Abria a porta do Opel, encostava a cadeira ao assento, e com os dois braços enlaçava-o pelo peito, levantando-o em peso, cerrando as minhas mãos uma na outra nas suas costas, como duas serpentes que se engolissem num mesmo tempo; com uma perna empurrava-lhe a cadeira para trás, que a minha mãe, nos dias em que o esquema funcionava, haveria de segurar; rodava-lhe corpo na direcção do assento, deixando-o deslizar devagar . Metia-lhe as pernas para dentro. Endireitava-lhe os joelhos, os pés e as costas no assento. Perguntava-lhe, estás bem? Ria-se, feliz. Estava.

Dobrava a cadeira de rodas, levantava-a, pesava bem, e encaixava-a no porta-bagagens. Tinha-lhe ganho o jeito. Fazia tudo com perícia. A força repentina lesionava-me tendões nos pulsos; trazia as pernas e os braços carregados de hematomas, mas não dava por nada. No momento em que me concentrava para mover mais de cem quilos de carne humana, concentrava-me nisso. Os movimentos deviam ser precisos, coordenados; era necessário usar toda a minha força e distribuí-la pelo peso do seu corpo morto, adaptar a mobilidade do meu corpo à do seu. As nossas figuras tinham de mover-se em uníssono, como dois pares em dança, quando se dava a trasfega. E só eu sabia fazê-lo.
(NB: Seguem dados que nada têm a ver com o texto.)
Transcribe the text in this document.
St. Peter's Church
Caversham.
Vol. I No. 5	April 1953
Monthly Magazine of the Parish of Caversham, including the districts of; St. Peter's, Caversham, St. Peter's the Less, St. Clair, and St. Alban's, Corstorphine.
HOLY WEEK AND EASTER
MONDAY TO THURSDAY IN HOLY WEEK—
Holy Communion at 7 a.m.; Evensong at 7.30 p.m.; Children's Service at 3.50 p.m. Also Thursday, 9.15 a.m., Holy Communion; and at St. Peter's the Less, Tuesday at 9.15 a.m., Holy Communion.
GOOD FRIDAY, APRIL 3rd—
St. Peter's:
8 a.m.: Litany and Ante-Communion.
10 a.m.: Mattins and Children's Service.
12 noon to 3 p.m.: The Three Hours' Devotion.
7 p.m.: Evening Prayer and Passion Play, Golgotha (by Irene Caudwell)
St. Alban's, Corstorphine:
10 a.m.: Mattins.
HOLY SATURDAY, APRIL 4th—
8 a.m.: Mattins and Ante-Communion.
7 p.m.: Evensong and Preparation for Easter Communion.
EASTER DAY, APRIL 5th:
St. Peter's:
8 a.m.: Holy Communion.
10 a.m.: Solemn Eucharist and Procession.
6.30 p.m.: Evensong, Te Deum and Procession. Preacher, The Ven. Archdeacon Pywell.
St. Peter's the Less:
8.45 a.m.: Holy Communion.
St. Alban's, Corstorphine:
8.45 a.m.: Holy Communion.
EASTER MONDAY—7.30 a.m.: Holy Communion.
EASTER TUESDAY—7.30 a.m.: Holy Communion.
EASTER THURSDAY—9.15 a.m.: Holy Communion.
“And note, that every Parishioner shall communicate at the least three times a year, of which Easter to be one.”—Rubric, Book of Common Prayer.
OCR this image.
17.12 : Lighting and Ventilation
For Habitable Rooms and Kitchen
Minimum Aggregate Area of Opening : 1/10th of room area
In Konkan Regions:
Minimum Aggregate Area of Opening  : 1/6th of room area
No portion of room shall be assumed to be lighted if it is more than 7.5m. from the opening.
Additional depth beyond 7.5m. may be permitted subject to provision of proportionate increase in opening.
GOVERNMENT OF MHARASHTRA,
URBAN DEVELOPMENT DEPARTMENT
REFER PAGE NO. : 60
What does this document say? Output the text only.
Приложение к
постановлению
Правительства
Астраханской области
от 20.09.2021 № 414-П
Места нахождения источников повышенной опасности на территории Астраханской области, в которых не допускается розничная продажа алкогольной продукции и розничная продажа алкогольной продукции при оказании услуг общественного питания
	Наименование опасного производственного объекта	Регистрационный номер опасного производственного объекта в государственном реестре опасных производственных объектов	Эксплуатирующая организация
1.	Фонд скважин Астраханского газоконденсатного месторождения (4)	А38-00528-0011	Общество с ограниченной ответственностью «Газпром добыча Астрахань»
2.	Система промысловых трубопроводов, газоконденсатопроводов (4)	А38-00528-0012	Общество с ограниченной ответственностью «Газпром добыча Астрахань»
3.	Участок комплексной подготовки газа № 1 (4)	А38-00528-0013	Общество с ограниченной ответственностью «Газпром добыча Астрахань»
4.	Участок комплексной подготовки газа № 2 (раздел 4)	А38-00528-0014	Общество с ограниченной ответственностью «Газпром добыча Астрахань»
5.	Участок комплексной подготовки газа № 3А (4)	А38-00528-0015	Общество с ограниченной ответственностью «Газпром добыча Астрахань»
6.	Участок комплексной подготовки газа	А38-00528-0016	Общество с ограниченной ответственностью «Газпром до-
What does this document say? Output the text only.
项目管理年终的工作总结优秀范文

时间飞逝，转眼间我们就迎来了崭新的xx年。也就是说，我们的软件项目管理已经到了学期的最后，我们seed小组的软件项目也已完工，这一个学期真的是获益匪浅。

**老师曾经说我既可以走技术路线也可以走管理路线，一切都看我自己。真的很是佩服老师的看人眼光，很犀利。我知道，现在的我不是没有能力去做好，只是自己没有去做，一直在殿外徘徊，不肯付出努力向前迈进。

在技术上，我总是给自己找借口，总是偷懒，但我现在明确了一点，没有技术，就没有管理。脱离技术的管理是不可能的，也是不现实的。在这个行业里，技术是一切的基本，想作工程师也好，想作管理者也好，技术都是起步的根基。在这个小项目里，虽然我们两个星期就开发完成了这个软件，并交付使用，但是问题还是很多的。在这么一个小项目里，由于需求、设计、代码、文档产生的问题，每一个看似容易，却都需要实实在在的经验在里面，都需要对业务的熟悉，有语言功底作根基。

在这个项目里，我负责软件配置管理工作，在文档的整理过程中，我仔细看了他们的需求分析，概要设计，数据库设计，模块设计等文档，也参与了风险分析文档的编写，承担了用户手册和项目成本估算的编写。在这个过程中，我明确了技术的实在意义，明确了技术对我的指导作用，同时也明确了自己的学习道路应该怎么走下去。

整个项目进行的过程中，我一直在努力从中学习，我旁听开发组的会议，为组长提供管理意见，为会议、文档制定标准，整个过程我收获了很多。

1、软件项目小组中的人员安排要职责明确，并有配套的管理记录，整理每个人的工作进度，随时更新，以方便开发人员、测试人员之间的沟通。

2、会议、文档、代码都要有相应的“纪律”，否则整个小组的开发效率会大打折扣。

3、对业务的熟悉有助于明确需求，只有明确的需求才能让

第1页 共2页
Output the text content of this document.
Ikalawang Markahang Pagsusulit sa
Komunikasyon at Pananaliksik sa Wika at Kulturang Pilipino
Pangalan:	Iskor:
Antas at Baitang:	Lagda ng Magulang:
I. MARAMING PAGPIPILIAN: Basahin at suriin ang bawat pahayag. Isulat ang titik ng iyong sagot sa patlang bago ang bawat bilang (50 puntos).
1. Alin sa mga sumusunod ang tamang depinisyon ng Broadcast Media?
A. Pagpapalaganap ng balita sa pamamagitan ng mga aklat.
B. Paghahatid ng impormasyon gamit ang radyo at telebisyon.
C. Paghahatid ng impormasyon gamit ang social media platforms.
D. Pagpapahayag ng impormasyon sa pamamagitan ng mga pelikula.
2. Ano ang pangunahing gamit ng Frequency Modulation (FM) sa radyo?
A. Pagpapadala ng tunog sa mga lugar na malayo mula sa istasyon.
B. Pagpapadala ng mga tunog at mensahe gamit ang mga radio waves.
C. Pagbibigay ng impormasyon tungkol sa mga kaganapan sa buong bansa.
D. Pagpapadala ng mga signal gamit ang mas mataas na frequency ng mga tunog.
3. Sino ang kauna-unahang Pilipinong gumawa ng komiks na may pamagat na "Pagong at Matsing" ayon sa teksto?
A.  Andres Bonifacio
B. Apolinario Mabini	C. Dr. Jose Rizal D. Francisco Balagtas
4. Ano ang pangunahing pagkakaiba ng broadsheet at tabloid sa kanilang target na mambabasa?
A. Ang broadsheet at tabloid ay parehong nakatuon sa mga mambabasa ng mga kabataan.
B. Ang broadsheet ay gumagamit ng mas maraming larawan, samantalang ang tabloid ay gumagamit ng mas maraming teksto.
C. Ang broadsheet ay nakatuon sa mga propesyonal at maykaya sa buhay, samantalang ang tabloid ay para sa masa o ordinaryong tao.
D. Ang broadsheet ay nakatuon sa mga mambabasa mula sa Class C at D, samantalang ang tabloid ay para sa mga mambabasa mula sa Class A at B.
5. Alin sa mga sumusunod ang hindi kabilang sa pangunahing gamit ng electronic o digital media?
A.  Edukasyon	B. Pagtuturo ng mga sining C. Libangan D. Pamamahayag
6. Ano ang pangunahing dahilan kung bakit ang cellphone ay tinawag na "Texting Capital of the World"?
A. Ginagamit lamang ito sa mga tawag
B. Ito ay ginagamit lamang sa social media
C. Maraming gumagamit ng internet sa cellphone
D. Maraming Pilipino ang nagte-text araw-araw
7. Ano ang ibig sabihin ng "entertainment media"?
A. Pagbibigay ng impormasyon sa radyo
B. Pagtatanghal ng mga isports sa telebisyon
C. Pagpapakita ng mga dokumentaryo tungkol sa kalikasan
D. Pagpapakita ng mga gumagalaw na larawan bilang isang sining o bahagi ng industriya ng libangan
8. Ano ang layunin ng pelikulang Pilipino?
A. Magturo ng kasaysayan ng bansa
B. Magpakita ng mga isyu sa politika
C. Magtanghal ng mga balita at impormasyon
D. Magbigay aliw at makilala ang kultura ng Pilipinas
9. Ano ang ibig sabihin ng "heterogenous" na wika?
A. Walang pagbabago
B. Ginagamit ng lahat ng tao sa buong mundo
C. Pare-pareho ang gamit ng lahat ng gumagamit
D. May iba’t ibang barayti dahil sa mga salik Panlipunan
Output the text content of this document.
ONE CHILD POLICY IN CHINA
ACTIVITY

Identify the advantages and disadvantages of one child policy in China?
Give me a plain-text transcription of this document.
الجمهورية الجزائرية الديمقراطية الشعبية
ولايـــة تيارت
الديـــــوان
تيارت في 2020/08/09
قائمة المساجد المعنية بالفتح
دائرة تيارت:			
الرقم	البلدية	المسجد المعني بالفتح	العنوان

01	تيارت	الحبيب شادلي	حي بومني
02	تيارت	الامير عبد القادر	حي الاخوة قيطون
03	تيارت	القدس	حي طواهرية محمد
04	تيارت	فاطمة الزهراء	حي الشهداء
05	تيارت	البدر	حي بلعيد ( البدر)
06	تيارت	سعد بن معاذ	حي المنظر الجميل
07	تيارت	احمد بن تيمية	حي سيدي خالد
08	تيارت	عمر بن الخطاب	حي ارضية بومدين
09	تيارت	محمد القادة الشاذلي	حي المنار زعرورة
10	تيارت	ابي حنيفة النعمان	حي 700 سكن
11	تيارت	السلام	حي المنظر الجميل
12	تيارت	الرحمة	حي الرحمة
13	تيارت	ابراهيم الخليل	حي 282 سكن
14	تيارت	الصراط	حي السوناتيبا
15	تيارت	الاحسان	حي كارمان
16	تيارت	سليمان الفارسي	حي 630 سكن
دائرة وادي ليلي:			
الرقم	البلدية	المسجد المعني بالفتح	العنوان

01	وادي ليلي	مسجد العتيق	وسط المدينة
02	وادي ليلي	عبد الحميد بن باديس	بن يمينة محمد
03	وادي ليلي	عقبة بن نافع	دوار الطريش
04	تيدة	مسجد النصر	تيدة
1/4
Pensava, outra filha não teria força para isto. Deus não se engana, há uma ordem que nos governa. Preciso do meu peso para suportar o seu. Eu e ele éramos um bloco monolípido. Um icebergue de carne. E ele dizia-me, enquanto o sol lhe batia nos olhos, és uma gorda bonita. És bem feita. És gorda e forte. És gorda e sorris-me como a tua bisavó. És gorda, porque és a minha filha. És gorda, pronto, e depois, não és feliz?